Heartbleed was originally discovered by a Google engineer. This brought about widespread panic and an incredible amount of server patching from businesses everywhere. The glitch in the system impacts OpenSSL – an open source software used to encrypt information throughout the web, and, in the wrong hands can be abused to leak account log-in details and passwords. What separates this bug from others of its kind is the inherent nature of the OpenSSL framework, which is used by thousands of websites and left large numbers of servers on the web, exposed.

Once the Heartbleed Bug had become publicised, security researcher Robert David Graham from Errata Security uncovered that approximately 600,000 servers were exposed to the security flaw. Graham reported that one month later, half of the aforementioned servers have been patched and protected against Heartbleed and only 318,239 have been left in the same state.

Despite this, two months have passed and 309,197 servers still remain vulnerable to Heartbleed. In correlation, patch figures have dropped from double to single percentage figures in the past month. (Only 9,042 new servers have been patched).

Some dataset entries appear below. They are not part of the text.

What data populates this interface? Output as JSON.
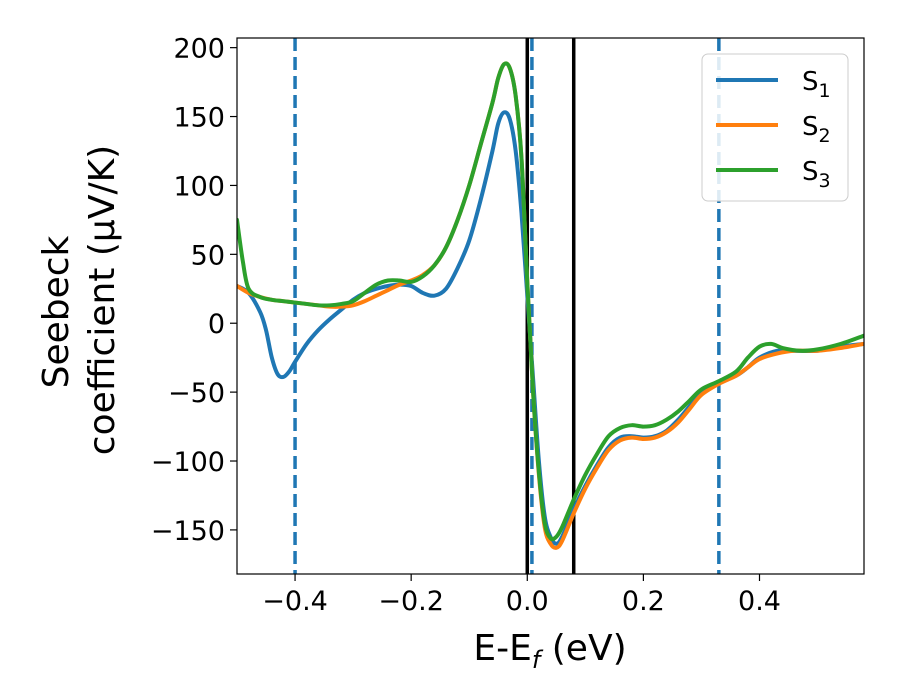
{
  "chart_data": {
    "type": "line",
    "xlabel": "E-E",
    "xlabel_sub": "f",
    "xlabel_unit": " (eV)",
    "ylabel_line1": "Seebeck",
    "ylabel_line2": "coefficient  (μV/K)",
    "xlim": [
      -0.5,
      0.58
    ],
    "ylim": [
      -182,
      207
    ],
    "x_ticks": [
      -0.4,
      -0.2,
      0.0,
      0.2,
      0.4
    ],
    "x_tick_labels": [
      "−0.4",
      "−0.2",
      "0.0",
      "0.2",
      "0.4"
    ],
    "y_ticks": [
      200,
      150,
      100,
      50,
      0,
      -50,
      -100,
      -150
    ],
    "y_tick_labels": [
      "200",
      "150",
      "100",
      "50",
      "0",
      "−50",
      "−100",
      "−150"
    ],
    "grid": false,
    "legend_position": "top-right",
    "series": [
      {
        "name": "S",
        "sub": "1",
        "color": "#1f77b4",
        "points": [
          [
            -0.5,
            27
          ],
          [
            -0.48,
            22
          ],
          [
            -0.46,
            8
          ],
          [
            -0.45,
            -5
          ],
          [
            -0.44,
            -25
          ],
          [
            -0.43,
            -37
          ],
          [
            -0.42,
            -39
          ],
          [
            -0.41,
            -35
          ],
          [
            -0.4,
            -28
          ],
          [
            -0.38,
            -15
          ],
          [
            -0.36,
            -5
          ],
          [
            -0.34,
            3
          ],
          [
            -0.32,
            10
          ],
          [
            -0.3,
            17
          ],
          [
            -0.28,
            22
          ],
          [
            -0.26,
            25
          ],
          [
            -0.24,
            27
          ],
          [
            -0.22,
            28
          ],
          [
            -0.2,
            27
          ],
          [
            -0.18,
            22
          ],
          [
            -0.16,
            20
          ],
          [
            -0.14,
            25
          ],
          [
            -0.12,
            40
          ],
          [
            -0.1,
            60
          ],
          [
            -0.08,
            90
          ],
          [
            -0.06,
            125
          ],
          [
            -0.05,
            145
          ],
          [
            -0.04,
            153
          ],
          [
            -0.03,
            148
          ],
          [
            -0.02,
            125
          ],
          [
            -0.01,
            80
          ],
          [
            0,
            20
          ],
          [
            0.01,
            -40
          ],
          [
            0.02,
            -100
          ],
          [
            0.03,
            -140
          ],
          [
            0.04,
            -155
          ],
          [
            0.05,
            -160
          ],
          [
            0.06,
            -155
          ],
          [
            0.08,
            -135
          ],
          [
            0.1,
            -118
          ],
          [
            0.12,
            -103
          ],
          [
            0.14,
            -90
          ],
          [
            0.16,
            -83
          ],
          [
            0.18,
            -82
          ],
          [
            0.2,
            -83
          ],
          [
            0.22,
            -82
          ],
          [
            0.24,
            -78
          ],
          [
            0.26,
            -70
          ],
          [
            0.28,
            -60
          ],
          [
            0.3,
            -50
          ],
          [
            0.33,
            -43
          ],
          [
            0.36,
            -38
          ],
          [
            0.38,
            -32
          ],
          [
            0.4,
            -25
          ],
          [
            0.43,
            -20
          ],
          [
            0.46,
            -20
          ],
          [
            0.5,
            -20
          ],
          [
            0.54,
            -17
          ],
          [
            0.58,
            -15
          ]
        ]
      },
      {
        "name": "S",
        "sub": "2",
        "color": "#ff7f0e",
        "points": [
          [
            -0.5,
            27
          ],
          [
            -0.48,
            22
          ],
          [
            -0.46,
            19
          ],
          [
            -0.44,
            17
          ],
          [
            -0.42,
            16
          ],
          [
            -0.4,
            15
          ],
          [
            -0.38,
            14
          ],
          [
            -0.36,
            13
          ],
          [
            -0.34,
            12
          ],
          [
            -0.32,
            12
          ],
          [
            -0.3,
            13
          ],
          [
            -0.28,
            16
          ],
          [
            -0.26,
            20
          ],
          [
            -0.24,
            24
          ],
          [
            -0.22,
            28
          ],
          [
            -0.2,
            31
          ],
          [
            -0.18,
            35
          ],
          [
            -0.16,
            42
          ],
          [
            -0.14,
            55
          ],
          [
            -0.12,
            75
          ],
          [
            -0.1,
            100
          ],
          [
            -0.08,
            130
          ],
          [
            -0.06,
            160
          ],
          [
            -0.05,
            178
          ],
          [
            -0.04,
            188
          ],
          [
            -0.03,
            185
          ],
          [
            -0.02,
            165
          ],
          [
            -0.01,
            120
          ],
          [
            0,
            30
          ],
          [
            0.01,
            -50
          ],
          [
            0.02,
            -110
          ],
          [
            0.03,
            -148
          ],
          [
            0.04,
            -160
          ],
          [
            0.05,
            -163
          ],
          [
            0.06,
            -158
          ],
          [
            0.08,
            -138
          ],
          [
            0.1,
            -120
          ],
          [
            0.12,
            -105
          ],
          [
            0.14,
            -92
          ],
          [
            0.16,
            -85
          ],
          [
            0.18,
            -83
          ],
          [
            0.2,
            -84
          ],
          [
            0.22,
            -83
          ],
          [
            0.24,
            -79
          ],
          [
            0.26,
            -72
          ],
          [
            0.28,
            -62
          ],
          [
            0.3,
            -52
          ],
          [
            0.33,
            -44
          ],
          [
            0.36,
            -38
          ],
          [
            0.38,
            -32
          ],
          [
            0.4,
            -26
          ],
          [
            0.43,
            -22
          ],
          [
            0.46,
            -20
          ],
          [
            0.5,
            -20
          ],
          [
            0.54,
            -18
          ],
          [
            0.58,
            -15
          ]
        ]
      },
      {
        "name": "S",
        "sub": "3",
        "color": "#2ca02c",
        "points": [
          [
            -0.5,
            75
          ],
          [
            -0.49,
            45
          ],
          [
            -0.48,
            25
          ],
          [
            -0.46,
            19
          ],
          [
            -0.44,
            17
          ],
          [
            -0.42,
            16
          ],
          [
            -0.4,
            15
          ],
          [
            -0.38,
            14
          ],
          [
            -0.36,
            13
          ],
          [
            -0.34,
            13
          ],
          [
            -0.32,
            14
          ],
          [
            -0.3,
            16
          ],
          [
            -0.28,
            22
          ],
          [
            -0.26,
            28
          ],
          [
            -0.24,
            31
          ],
          [
            -0.22,
            31
          ],
          [
            -0.2,
            30
          ],
          [
            -0.18,
            34
          ],
          [
            -0.16,
            42
          ],
          [
            -0.14,
            55
          ],
          [
            -0.12,
            75
          ],
          [
            -0.1,
            100
          ],
          [
            -0.08,
            130
          ],
          [
            -0.06,
            160
          ],
          [
            -0.05,
            178
          ],
          [
            -0.04,
            188
          ],
          [
            -0.03,
            185
          ],
          [
            -0.02,
            165
          ],
          [
            -0.01,
            120
          ],
          [
            0,
            30
          ],
          [
            0.01,
            -50
          ],
          [
            0.02,
            -108
          ],
          [
            0.03,
            -145
          ],
          [
            0.04,
            -156
          ],
          [
            0.05,
            -155
          ],
          [
            0.06,
            -148
          ],
          [
            0.08,
            -128
          ],
          [
            0.1,
            -110
          ],
          [
            0.12,
            -95
          ],
          [
            0.14,
            -82
          ],
          [
            0.16,
            -76
          ],
          [
            0.18,
            -74
          ],
          [
            0.2,
            -75
          ],
          [
            0.22,
            -74
          ],
          [
            0.24,
            -70
          ],
          [
            0.26,
            -64
          ],
          [
            0.28,
            -56
          ],
          [
            0.3,
            -48
          ],
          [
            0.33,
            -42
          ],
          [
            0.36,
            -35
          ],
          [
            0.38,
            -25
          ],
          [
            0.4,
            -17
          ],
          [
            0.42,
            -15
          ],
          [
            0.44,
            -18
          ],
          [
            0.47,
            -20
          ],
          [
            0.5,
            -19
          ],
          [
            0.54,
            -15
          ],
          [
            0.58,
            -9
          ]
        ]
      }
    ],
    "vlines": [
      {
        "x": -0.4,
        "color": "#1f77b4",
        "style": "dashed"
      },
      {
        "x": 0.008,
        "color": "#1f77b4",
        "style": "dashed"
      },
      {
        "x": 0.33,
        "color": "#1f77b4",
        "style": "dashed"
      },
      {
        "x": 0.0,
        "color": "#000000",
        "style": "solid"
      },
      {
        "x": 0.08,
        "color": "#000000",
        "style": "solid"
      }
    ]
  }
}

The security researcher has suggested that this stagnation is due to the fact that people have stopped bothering to patch systems. With this in mind, there should be a “slow decrease” concerning the number of vulnerable systems as older servers are replaced. The issue now being that since the few thousand major companies have protected themselves, it’s not promising that the smaller firms that have not already done so will follow suit.

Graham has stated “Even a decade from now, though, I still expect to find thousands of systems, including critical ones, still vulnerable..”

What impact will this have on the account holders? If you’re still concerned for any personal details then be sure to use McAfee’s free checker to find out whether a website is vulnerable. Alternatively, use more than one password for each online account that you have.